Арсений Михайлович, говорю, дорогой, опомнитесь, вы же умный, образованный человек! Как это некто посторонний, совершенно с вашей Соней не знакомый, может попасться к ней на крючок? Подумайте, ведь это она ради вас старалась, принесла такую жертву! Как же вы можете так поступать? А он: только так и не иначе! Вот, после двадцати с лишним лет чудовищного плена я разорвал наконец окончательно эти оковы, в которых она держала меня. Я сегодня счастливейший человек на земле! Помилуйте, говорю, зачем же вы так несправедливы? Зачем обижаете ее? И тут не знаю, что со мной сделалось, от слабости, наверно, или от голода, — чувствую, слезы по щекам текут, а на улице ведь мороз. Вот, говорю, мы с вами сейчас стоим и беседуем, а она там одна, совсем одна в смертный свой час... Ведь если она отдала вам свой последний хлеб... Тут он совсем взбесился, палкой на меня замахнулся — то есть как бы замахнулся, сил-то не было высоко поднять, кричит: „А, это она тебя подослала!” Окончательно сошел с ума. Подумать только: счастливейший человек...”
Что ж, действительно, нельзя же — чтобы на весь город не было ни одного счастливого.

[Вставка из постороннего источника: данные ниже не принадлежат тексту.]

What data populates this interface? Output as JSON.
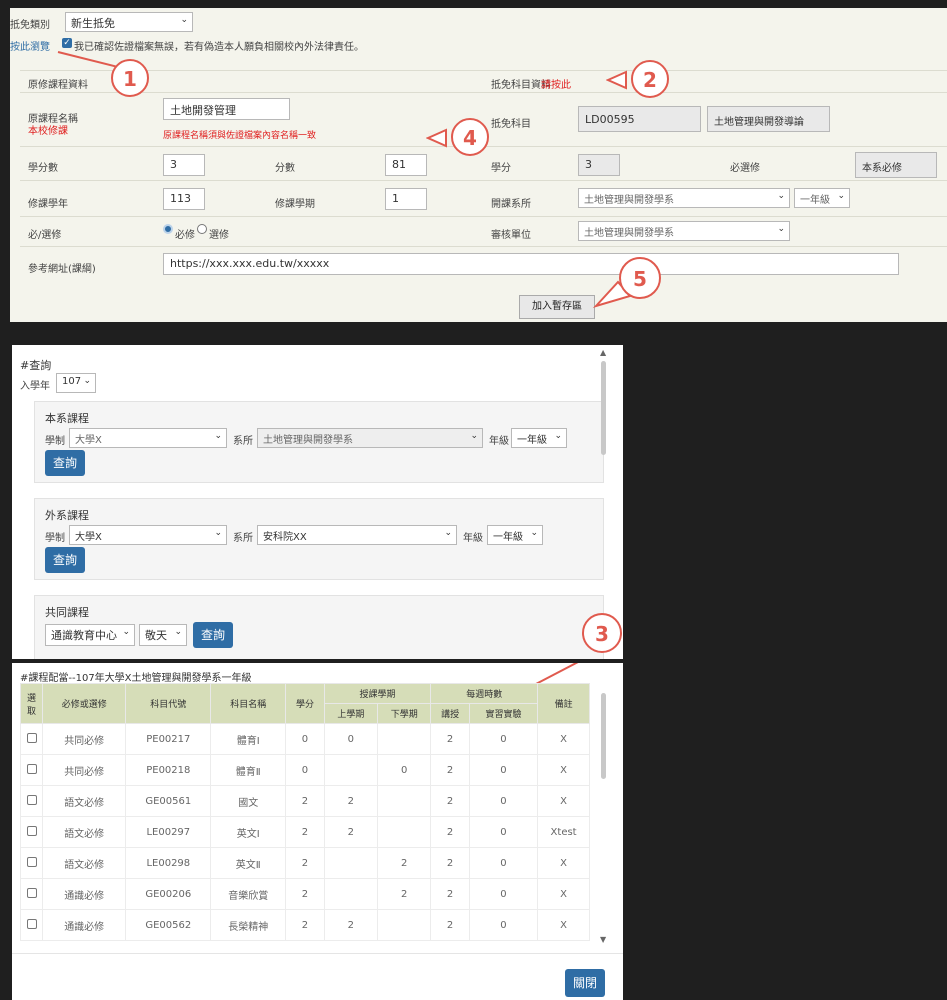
{
  "form": {
    "exempt_type_label": "抵免類別",
    "exempt_type_value": "新生抵免",
    "consent_prefix": "按此瀏覽",
    "consent_text": "我已確認佐證檔案無誤，若有偽造本人願負相關校內外法律責任。",
    "original_section_title": "原修課程資料",
    "target_section_title": "抵免科目資料",
    "target_section_link": "請按此",
    "course_name_label": "原課程名稱",
    "course_name_sublabel": "本校修課",
    "course_name_value": "土地開發管理",
    "course_name_warning": "原課程名稱須與佐證檔案內容名稱一致",
    "subject_label": "抵免科目",
    "subject_code": "LD00595",
    "subject_name": "土地管理與開發導論",
    "credits_label": "學分數",
    "credits_value": "3",
    "score_label": "分數",
    "score_value": "81",
    "target_credits_label": "學分",
    "target_credits_value": "3",
    "required_label": "必選修",
    "required_value": "本系必修",
    "year_label": "修課學年",
    "year_value": "113",
    "semester_label": "修課學期",
    "semester_value": "1",
    "dept_label": "開課系所",
    "dept_value": "土地管理與開發學系",
    "grade_value": "一年級",
    "req_elec_label": "必/選修",
    "req_option": "必修",
    "elec_option": "選修",
    "review_label": "審核單位",
    "review_value": "土地管理與開發學系",
    "url_label": "參考網址(課綱)",
    "url_value": "https://xxx.xxx.edu.tw/xxxxx",
    "add_button": "加入暫存區"
  },
  "callouts": [
    "1",
    "2",
    "3",
    "4",
    "5"
  ],
  "query": {
    "title": "#查詢",
    "entry_year_label": "入學年",
    "entry_year_value": "107",
    "dept_courses_title": "本系課程",
    "system_label": "學制",
    "system_value": "大學X",
    "dept_label": "系所",
    "dept_value": "土地管理與開發學系",
    "grade_label": "年級",
    "grade_value": "一年級",
    "search_button": "查詢",
    "other_courses_title": "外系課程",
    "other_system_value": "大學X",
    "other_dept_value": "安科院XX",
    "other_grade_value": "一年級",
    "common_courses_title": "共同課程",
    "center_value": "通識教育中心",
    "type_value": "敬天"
  },
  "table": {
    "title": "#課程配當--107年大學X土地管理與開發學系一年級",
    "headers": {
      "select": "選取",
      "type": "必修或選修",
      "code": "科目代號",
      "name": "科目名稱",
      "credits": "學分",
      "teach_sem": "授課學期",
      "first": "上學期",
      "second": "下學期",
      "weekly": "每週時數",
      "lecture": "講授",
      "lab": "實習實驗",
      "note": "備註"
    },
    "rows": [
      {
        "type": "共同必修",
        "code": "PE00217",
        "name": "體育Ⅰ",
        "credits": "0",
        "first": "0",
        "second": "",
        "lecture": "2",
        "lab": "0",
        "note": "X"
      },
      {
        "type": "共同必修",
        "code": "PE00218",
        "name": "體育Ⅱ",
        "credits": "0",
        "first": "",
        "second": "0",
        "lecture": "2",
        "lab": "0",
        "note": "X"
      },
      {
        "type": "語文必修",
        "code": "GE00561",
        "name": "國文",
        "credits": "2",
        "first": "2",
        "second": "",
        "lecture": "2",
        "lab": "0",
        "note": "X"
      },
      {
        "type": "語文必修",
        "code": "LE00297",
        "name": "英文Ⅰ",
        "credits": "2",
        "first": "2",
        "second": "",
        "lecture": "2",
        "lab": "0",
        "note": "Xtest"
      },
      {
        "type": "語文必修",
        "code": "LE00298",
        "name": "英文Ⅱ",
        "credits": "2",
        "first": "",
        "second": "2",
        "lecture": "2",
        "lab": "0",
        "note": "X"
      },
      {
        "type": "通識必修",
        "code": "GE00206",
        "name": "音樂欣賞",
        "credits": "2",
        "first": "",
        "second": "2",
        "lecture": "2",
        "lab": "0",
        "note": "X"
      },
      {
        "type": "通識必修",
        "code": "GE00562",
        "name": "長榮精神",
        "credits": "2",
        "first": "2",
        "second": "",
        "lecture": "2",
        "lab": "0",
        "note": "X"
      }
    ],
    "close_button": "關閉"
  },
  "colors": {
    "accent": "#2f6da5",
    "callout": "#e05a4e",
    "warning": "#e02020"
  }
}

Должен найтись хоть один.
У нас сегодня все сложнее, и счастье уже не столь легко достижимо.
Без малейшего колебания бросив собственного сына, умненького, милого и ни в чем абсолютно не виноватого мальчика, и отшатнувшись в раздражении даже от минутной встречи в театральном фойе, любвеобильный папаша растит теперь, представьте, пятерых детишек, двоих при этом чужих. Если только сообщение Эвелины не ложно. Ничего не скажешь, много странного и таинственного происходит на этом свете. Жаждал потрясающих, грандиозных свершений, рвался в высшие сферы, решительно презирал малые зарплаты в сто десять рублей, а кончил так уныло и незатейливо.

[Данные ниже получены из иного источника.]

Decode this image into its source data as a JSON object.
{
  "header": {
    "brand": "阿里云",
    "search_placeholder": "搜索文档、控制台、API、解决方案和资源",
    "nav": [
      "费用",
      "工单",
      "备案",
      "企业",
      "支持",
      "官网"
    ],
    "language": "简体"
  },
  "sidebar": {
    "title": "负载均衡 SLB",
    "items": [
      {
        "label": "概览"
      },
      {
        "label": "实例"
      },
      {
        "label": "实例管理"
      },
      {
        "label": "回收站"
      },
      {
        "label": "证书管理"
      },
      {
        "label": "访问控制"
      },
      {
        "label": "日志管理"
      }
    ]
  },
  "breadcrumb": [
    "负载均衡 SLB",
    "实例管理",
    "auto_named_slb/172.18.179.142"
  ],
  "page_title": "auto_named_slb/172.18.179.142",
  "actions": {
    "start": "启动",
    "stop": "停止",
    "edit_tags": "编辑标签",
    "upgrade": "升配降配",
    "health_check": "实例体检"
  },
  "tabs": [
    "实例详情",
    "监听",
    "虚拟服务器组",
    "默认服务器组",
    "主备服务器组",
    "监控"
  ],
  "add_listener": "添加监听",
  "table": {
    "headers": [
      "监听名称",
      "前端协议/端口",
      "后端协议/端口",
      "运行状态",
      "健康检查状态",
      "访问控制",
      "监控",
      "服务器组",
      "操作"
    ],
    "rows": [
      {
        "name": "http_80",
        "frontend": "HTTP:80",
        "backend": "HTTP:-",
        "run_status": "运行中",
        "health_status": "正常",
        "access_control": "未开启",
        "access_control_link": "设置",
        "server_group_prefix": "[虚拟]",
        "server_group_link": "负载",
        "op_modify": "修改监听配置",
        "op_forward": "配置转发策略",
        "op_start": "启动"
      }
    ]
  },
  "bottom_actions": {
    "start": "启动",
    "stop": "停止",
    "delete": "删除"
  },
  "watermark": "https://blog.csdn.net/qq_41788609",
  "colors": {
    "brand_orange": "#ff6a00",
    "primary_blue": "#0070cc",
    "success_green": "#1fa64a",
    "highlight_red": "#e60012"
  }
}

По прошествии двадцати лет — двадцать лет спустя — можно на все взирать свысока и ничему не удивляться. Тихонько вздохнув и усмехнувшись про себя, поразмыслить на досуге о превратностях судьбы. Порадоваться, что все это осталось так далеко и давно позабыто. Но что правда, то правда, не по моему желанию перевернулась и раскололась наша любовная лодка. По моему желанию она, надо думать, долго бы еще крутилась в мутном омуте посреди ржавого болота.
Но я бы куска сахара не понесла. Нет, не понесла бы. А он бы, как я теперь догадываюсь, и не выкинул. Ведь не пренебрег же черно-красным жилетом.
Хотя неизвестно, что хуже, что муторнее и позорнее — ведь была еще ночь посреди кучи складенных дров и мусорных баков. Ну, может, не вовсе ночь — поздний промозглый вечер. Долгое мучительное ожидание у знакомого подъезда в надежде на его появление. Почему я вообразила, что он не дома? Догадалась по темному окну? Может, по телефону ответили? Нет, по телефону вряд ли — по телефону я бы не решилась, побоялась бы, что узнают голос.